Test-First Development
Enforce the Red-Green-Refactor cycle. Tests define the contract before implementation begins.
Steps
- Understand the requirement:
- Clarify what the feature/fix should do
- Identify inputs, outputs, edge cases, and error conditions
- Ask clarifying questions if the spec is ambiguous
- Write failing tests (RED):
- Create test file(s) if they don’t exist
- Write test cases that define expected behavior
- Include happy path, edge cases, and error cases
- Tests should be specific and descriptive — test names explain the contract
- Confirm tests fail for the right reason:
- Run the test suite:
npm test,pytest,go test, etc. - Verify failures are “function not found” or “wrong return value” — not syntax errors
- If tests fail for the wrong reason, fix the test first
- Run the test suite:
- Implement minimum code to pass (GREEN):
- Write the simplest code that makes all tests pass
- Do not optimize or generalize yet
- Do not add code that isn’t required by a test
- Confirm all tests pass:
- Run the full test suite
- All new tests must be green
- All existing tests must still pass (no regressions)
- Refactor (REFACTOR):
- Clean up implementation while keeping tests green
- Extract helpers, rename variables, simplify logic
- Run tests after each refactoring step
- Final verification:
- Run full test suite one last time
- Run type checker / linter if applicable
- Show the user the test results and implementation summary
Important
- Never skip the RED step.

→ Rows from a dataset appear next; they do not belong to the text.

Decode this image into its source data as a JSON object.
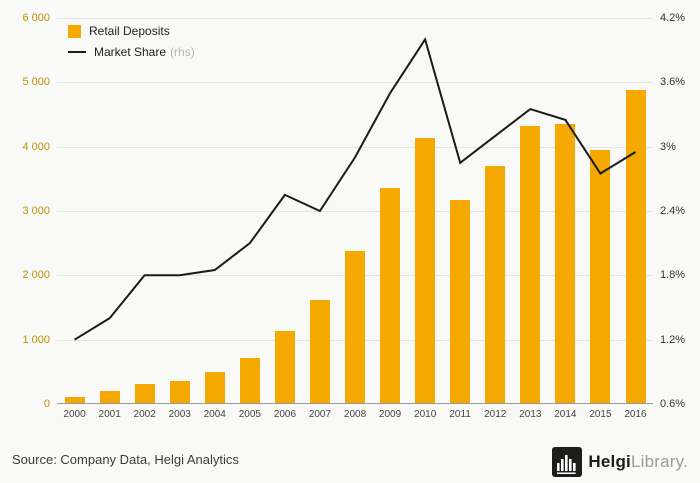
{
  "chart_data": {
    "type": "bar+line",
    "categories": [
      "2000",
      "2001",
      "2002",
      "2003",
      "2004",
      "2005",
      "2006",
      "2007",
      "2008",
      "2009",
      "2010",
      "2011",
      "2012",
      "2013",
      "2014",
      "2015",
      "2016"
    ],
    "series": [
      {
        "name": "Retail Deposits",
        "type": "bar",
        "axis": "left",
        "color": "#F5A800",
        "values": [
          100,
          180,
          290,
          340,
          490,
          700,
          1120,
          1600,
          2360,
          3340,
          4120,
          3160,
          3690,
          4300,
          4340,
          3940,
          4870
        ]
      },
      {
        "name": "Market Share",
        "type": "line",
        "axis": "right",
        "color": "#1a1a1a",
        "values": [
          1.2,
          1.4,
          1.8,
          1.8,
          1.85,
          2.1,
          2.55,
          2.4,
          2.9,
          3.5,
          4.0,
          2.85,
          3.1,
          3.35,
          3.25,
          2.75,
          2.95
        ]
      }
    ],
    "left_axis": {
      "min": 0,
      "max": 6000,
      "step": 1000,
      "tick_labels": [
        "0",
        "1 000",
        "2 000",
        "3 000",
        "4 000",
        "5 000",
        "6 000"
      ]
    },
    "right_axis": {
      "min": 0.6,
      "max": 4.2,
      "step": 0.6,
      "tick_labels": [
        "0.6%",
        "1.2%",
        "1.8%",
        "2.4%",
        "3%",
        "3.6%",
        "4.2%"
      ]
    },
    "legend": [
      {
        "label": "Retail Deposits",
        "suffix": ""
      },
      {
        "label": "Market Share",
        "suffix": "(rhs)"
      }
    ],
    "grid": true,
    "legend_position": "top-left"
  },
  "footer": {
    "source": "Source: Company Data, Helgi Analytics"
  },
  "logo": {
    "text_primary": "Helgi",
    "text_secondary": "Library."
  }
}
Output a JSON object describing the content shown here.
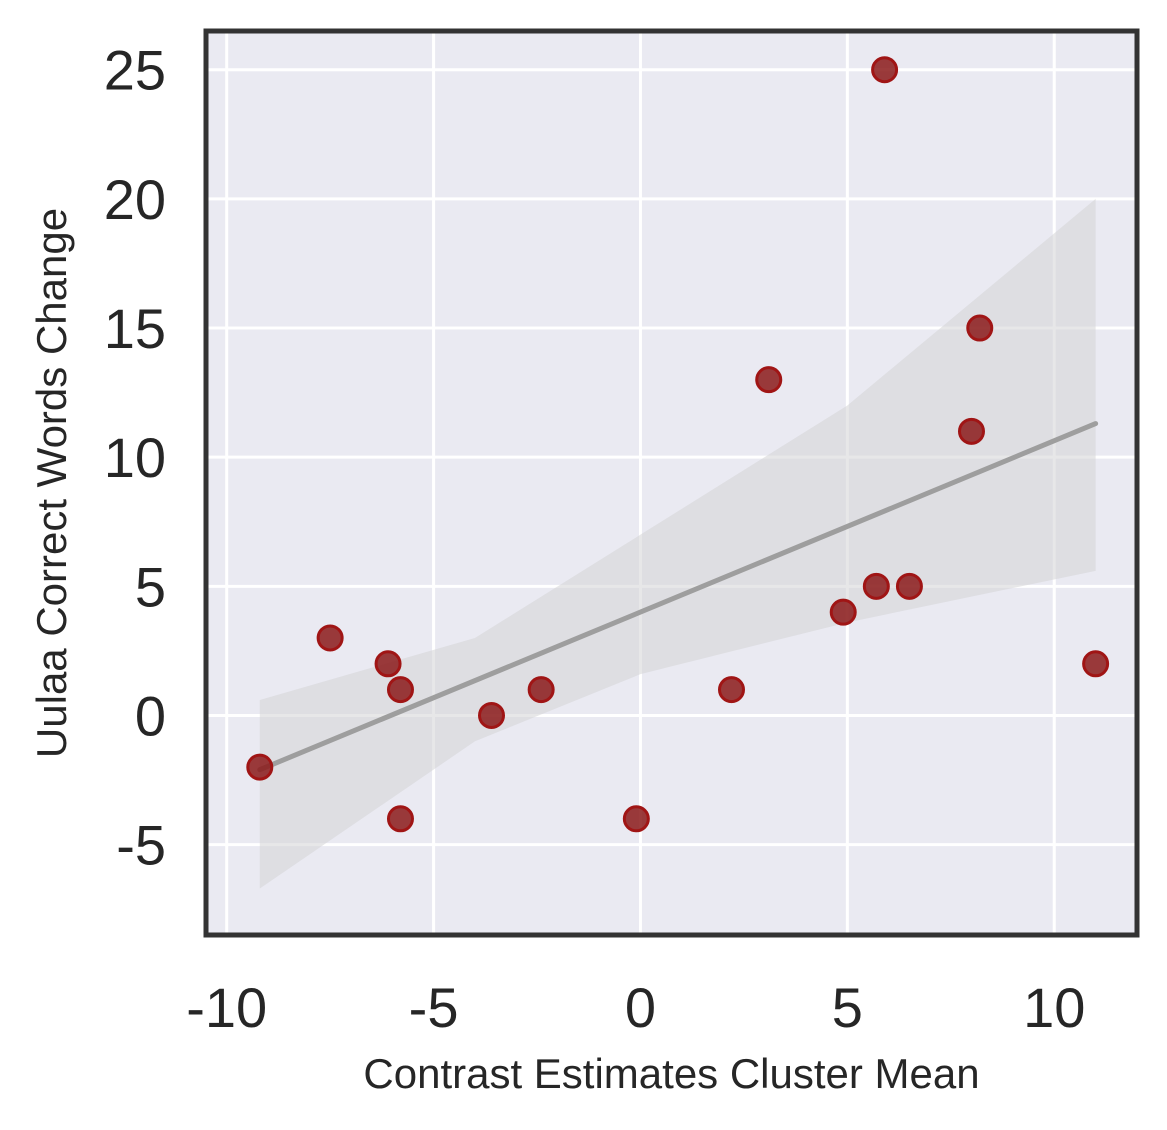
{
  "chart_data": {
    "type": "scatter",
    "title": "",
    "xlabel": "Contrast Estimates Cluster Mean",
    "ylabel": "Uulaa Correct Words Change",
    "xlim": [
      -10.5,
      12
    ],
    "ylim": [
      -8.5,
      26.5
    ],
    "x_ticks": [
      -10,
      -5,
      0,
      5,
      10
    ],
    "y_ticks": [
      -5,
      0,
      5,
      10,
      15,
      20,
      25
    ],
    "grid": true,
    "legend": "none",
    "points": [
      {
        "x": -9.2,
        "y": -2
      },
      {
        "x": -7.5,
        "y": 3
      },
      {
        "x": -6.1,
        "y": 2
      },
      {
        "x": -5.8,
        "y": 1
      },
      {
        "x": -5.8,
        "y": -4
      },
      {
        "x": -3.6,
        "y": 0
      },
      {
        "x": -2.4,
        "y": 1
      },
      {
        "x": -0.1,
        "y": -4
      },
      {
        "x": 2.2,
        "y": 1
      },
      {
        "x": 3.1,
        "y": 13
      },
      {
        "x": 4.9,
        "y": 4
      },
      {
        "x": 5.7,
        "y": 5
      },
      {
        "x": 5.9,
        "y": 25
      },
      {
        "x": 6.5,
        "y": 5
      },
      {
        "x": 8.0,
        "y": 11
      },
      {
        "x": 8.2,
        "y": 15
      },
      {
        "x": 11.0,
        "y": 2
      }
    ],
    "regression": {
      "x_range": [
        -9.2,
        11.0
      ],
      "y_start": -2.1,
      "y_end": 11.3
    },
    "confidence_band": {
      "upper": [
        [
          -9.2,
          0.6
        ],
        [
          -4.0,
          3.0
        ],
        [
          0.0,
          7.0
        ],
        [
          5.0,
          12.0
        ],
        [
          11.0,
          20.0
        ]
      ],
      "lower": [
        [
          -9.2,
          -6.7
        ],
        [
          -4.0,
          -1.0
        ],
        [
          0.0,
          1.6
        ],
        [
          5.0,
          3.6
        ],
        [
          11.0,
          5.6
        ]
      ]
    },
    "colors": {
      "point_fill": "#8b1a1a",
      "point_edge": "#a01515",
      "line": "#9e9e9e",
      "band": "#d3d3d6",
      "plot_bg": "#eaeaf2",
      "grid": "#ffffff",
      "frame": "#333333"
    }
  }
}
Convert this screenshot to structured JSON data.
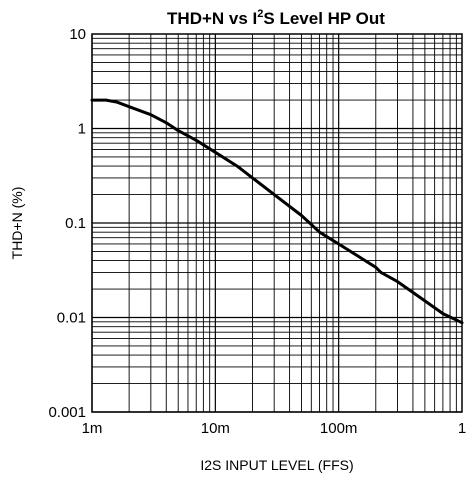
{
  "chart_data": {
    "type": "line",
    "title": {
      "prefix": "THD+N vs I",
      "sup": "2",
      "suffix": "S Level HP Out"
    },
    "xlabel": "I2S INPUT LEVEL (FFS)",
    "ylabel": "THD+N (%)",
    "x_scale": "log",
    "y_scale": "log",
    "xlim": [
      0.001,
      1
    ],
    "ylim": [
      0.001,
      10
    ],
    "grid": true,
    "x_ticks": [
      {
        "value": 0.001,
        "label": "1m"
      },
      {
        "value": 0.01,
        "label": "10m"
      },
      {
        "value": 0.1,
        "label": "100m"
      },
      {
        "value": 1,
        "label": "1"
      }
    ],
    "y_ticks": [
      {
        "value": 10,
        "label": "10"
      },
      {
        "value": 1,
        "label": "1"
      },
      {
        "value": 0.1,
        "label": "0.1"
      },
      {
        "value": 0.01,
        "label": "0.01"
      },
      {
        "value": 0.001,
        "label": "0.001"
      }
    ],
    "series": [
      {
        "color": "#000000",
        "x": [
          0.001,
          0.0013,
          0.0016,
          0.002,
          0.003,
          0.004,
          0.005,
          0.007,
          0.01,
          0.015,
          0.02,
          0.03,
          0.05,
          0.07,
          0.1,
          0.15,
          0.2,
          0.22,
          0.3,
          0.5,
          0.7,
          1
        ],
        "y": [
          2.0,
          2.0,
          1.9,
          1.7,
          1.4,
          1.15,
          0.95,
          0.75,
          0.56,
          0.4,
          0.3,
          0.2,
          0.12,
          0.08,
          0.06,
          0.043,
          0.034,
          0.03,
          0.024,
          0.015,
          0.011,
          0.0088
        ]
      }
    ]
  }
}
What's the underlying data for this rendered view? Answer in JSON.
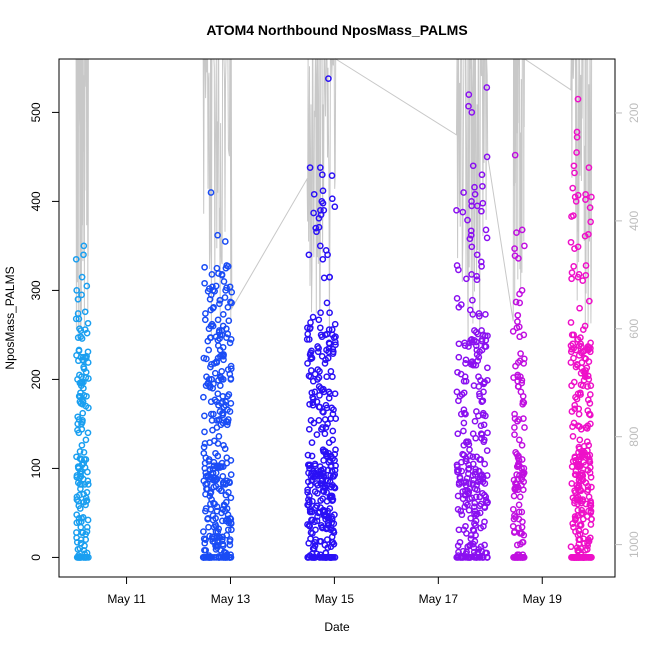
{
  "chart_data": {
    "type": "scatter",
    "title": "ATOM4 Northbound NposMass_PALMS",
    "xlabel": "Date",
    "ylabel": "NposMass_PALMS",
    "x_unit": "days since May 10 00:00",
    "xlim": [
      -0.3,
      10.4
    ],
    "ylim": [
      -22,
      560
    ],
    "x_ticks": [
      {
        "value": 1,
        "label": "May 11"
      },
      {
        "value": 3,
        "label": "May 13"
      },
      {
        "value": 5,
        "label": "May 15"
      },
      {
        "value": 7,
        "label": "May 17"
      },
      {
        "value": 9,
        "label": "May 19"
      }
    ],
    "y_ticks": [
      0,
      100,
      200,
      300,
      400,
      500
    ],
    "right_axis": {
      "description": "secondary axis (inverted) for grey altitude/pressure trace",
      "ticks": [
        200,
        400,
        600,
        800,
        1000
      ],
      "range_top": 100,
      "range_bottom": 1060,
      "color": "#bdbdbd"
    },
    "clusters": [
      {
        "x_center": 0.15,
        "x_spread": 0.24,
        "color": "#1a9ff0",
        "n": 160,
        "max_y": 350,
        "top_values": [
          350,
          340,
          335,
          315,
          305,
          300,
          295,
          290,
          252,
          248
        ]
      },
      {
        "x_center": 2.75,
        "x_spread": 0.55,
        "color": "#1a4cf5",
        "n": 330,
        "max_y": 410,
        "top_values": [
          410,
          362,
          355,
          325,
          325,
          305,
          300,
          295,
          290,
          285
        ]
      },
      {
        "x_center": 4.75,
        "x_spread": 0.55,
        "color": "#2a10f5",
        "n": 340,
        "max_y": 538,
        "top_values": [
          538,
          438,
          438,
          430,
          400,
          385,
          370,
          350,
          340,
          335
        ]
      },
      {
        "x_center": 7.65,
        "x_spread": 0.6,
        "color": "#8a10f0",
        "n": 300,
        "max_y": 528,
        "top_values": [
          528,
          520,
          507,
          500,
          450,
          440,
          430,
          410,
          400,
          395
        ]
      },
      {
        "x_center": 8.55,
        "x_spread": 0.22,
        "color": "#c010e0",
        "n": 130,
        "max_y": 452,
        "top_values": [
          452,
          368,
          365,
          336,
          296,
          286,
          272,
          265
        ]
      },
      {
        "x_center": 9.75,
        "x_spread": 0.4,
        "color": "#ee10c8",
        "n": 300,
        "max_y": 515,
        "top_values": [
          515,
          478,
          472,
          455,
          440,
          438,
          432,
          415,
          405,
          400
        ]
      }
    ]
  }
}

If you can’t write a failing test first, you don’t understand the requirement well enough.
- Never write implementation before tests exist. The test defines the contract.
- Keep tests fast. Prefer unit tests over integration tests where possible.
- One behavior per test. Each test should verify exactly one thing.
- Test names are documentation. Use descriptive names:
should_return_404_when_user_not_found.